Jay Leno's massive pay cut: Is The Tonight Show in trouble?
NBC's The Tonight Show with Jay Leno is laying off 20 to 25 staff members in a bid to reduce its budget sharply. According to NBC insiders, the cuts would have been even more drastic had Leno not volunteered to take a "tremendous" pay cut himself to "save as many people's jobs as he could." The Tonight Show has long been one of NBC's flagship programs, and despite a damaging Conan vs. Leno hosting controversy, the show remains a late-night TV staple. Why has Leno fallen under the budget ax? Here, a brief guide:
How deep are the budget cuts?
NBC insiders say The Tonight Show's weekly budget has been slashed from $2.3 million to around $1.7 million. The show employs between 150 and 200 people, so the loss of a couple dozen staffers, while painful, likely won't be debilitating. Reality check: The reduced budget is really a return to a level that was once considered fully adequate. Leno was granted a bigger budget when he briefly moved to primetime, and was allowed to retain it when he returned to late-night. Now he's going to have to make do with his original late-night budget.
Did Leno's pay cut really save jobs?
It appears so. Leno was making as much as $30 million. Now, according to the Los Angeles Times, he'll be taking home $20 million. Those millions of saved dollars potentially rescued the jobs of many of the show's employees.
Is this a sign The Tonight Show is in trouble?
Not necessarily. Leno's ratings were certainly damaged by the bitter 2010 episode in which his show made an ill-fated move to primetime, then abandoned that experiment, and reclaimed its old time slot from Conan O'Brien. But The Tonight Show remains the top-rated show in late night, with 3.7 million viewers.
Why are such deep cuts necessary then?
One reason might be growing cable threats such as Jon Stewart and Stephen Colbert who are splintering late-night audiences.
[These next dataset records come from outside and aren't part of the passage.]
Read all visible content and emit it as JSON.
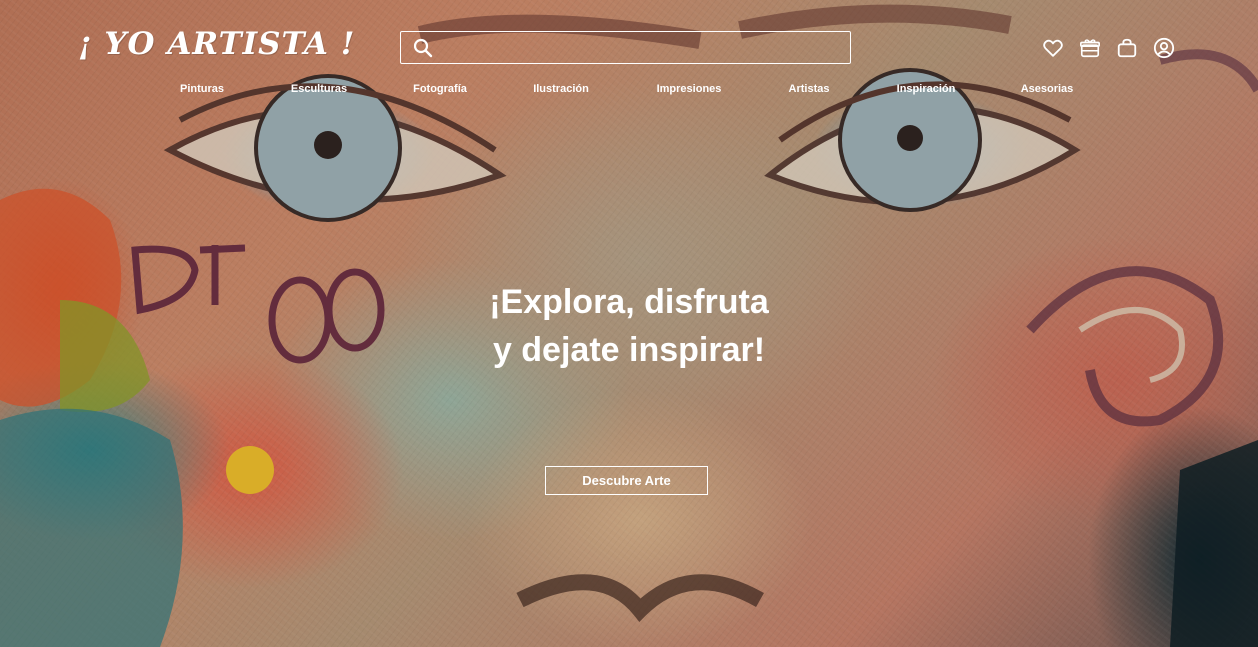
{
  "brand": {
    "logo_text": "¡ YO ARTISTA !"
  },
  "search": {
    "placeholder": "",
    "value": "",
    "icon": "search-icon"
  },
  "header_icons": [
    {
      "name": "heart-icon",
      "label": "Favoritos"
    },
    {
      "name": "gift-icon",
      "label": "Regalos"
    },
    {
      "name": "shopping-bag-icon",
      "label": "Carrito"
    },
    {
      "name": "user-icon",
      "label": "Cuenta"
    }
  ],
  "nav": {
    "items": [
      {
        "label": "Pinturas"
      },
      {
        "label": "Esculturas"
      },
      {
        "label": "Fotografía"
      },
      {
        "label": "Ilustración"
      },
      {
        "label": "Impresiones"
      },
      {
        "label": "Artistas"
      },
      {
        "label": "Inspiración"
      },
      {
        "label": "Asesorias"
      }
    ]
  },
  "hero": {
    "title_line1": "¡Explora, disfruta",
    "title_line2": "y dejate inspirar!",
    "cta_label": "Descubre Arte"
  },
  "colors": {
    "text": "#ffffff",
    "accent_outline": "#ffffff"
  }
}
Stewart's Daily Show audience grew by 5 percent last year to 2.1 million viewers, while Colbert added 7 percent to claim an average audience of 1.5 million. "There is no dominant late-night king anymore," researcher Brad Adgate of Horizon Media tells The Wall Street Journal.
Any other theories?
The cuts might simply be part of an overall review of spending at the network. Cable giant Comcast bought NBC in 2011, and has been evaluating its new assets ever since. "I don't think ad sales are off," an NBC executive tells Deadline. "I just think the people who bought this company, Comcast, wants to go through everything at NBC and get their money back."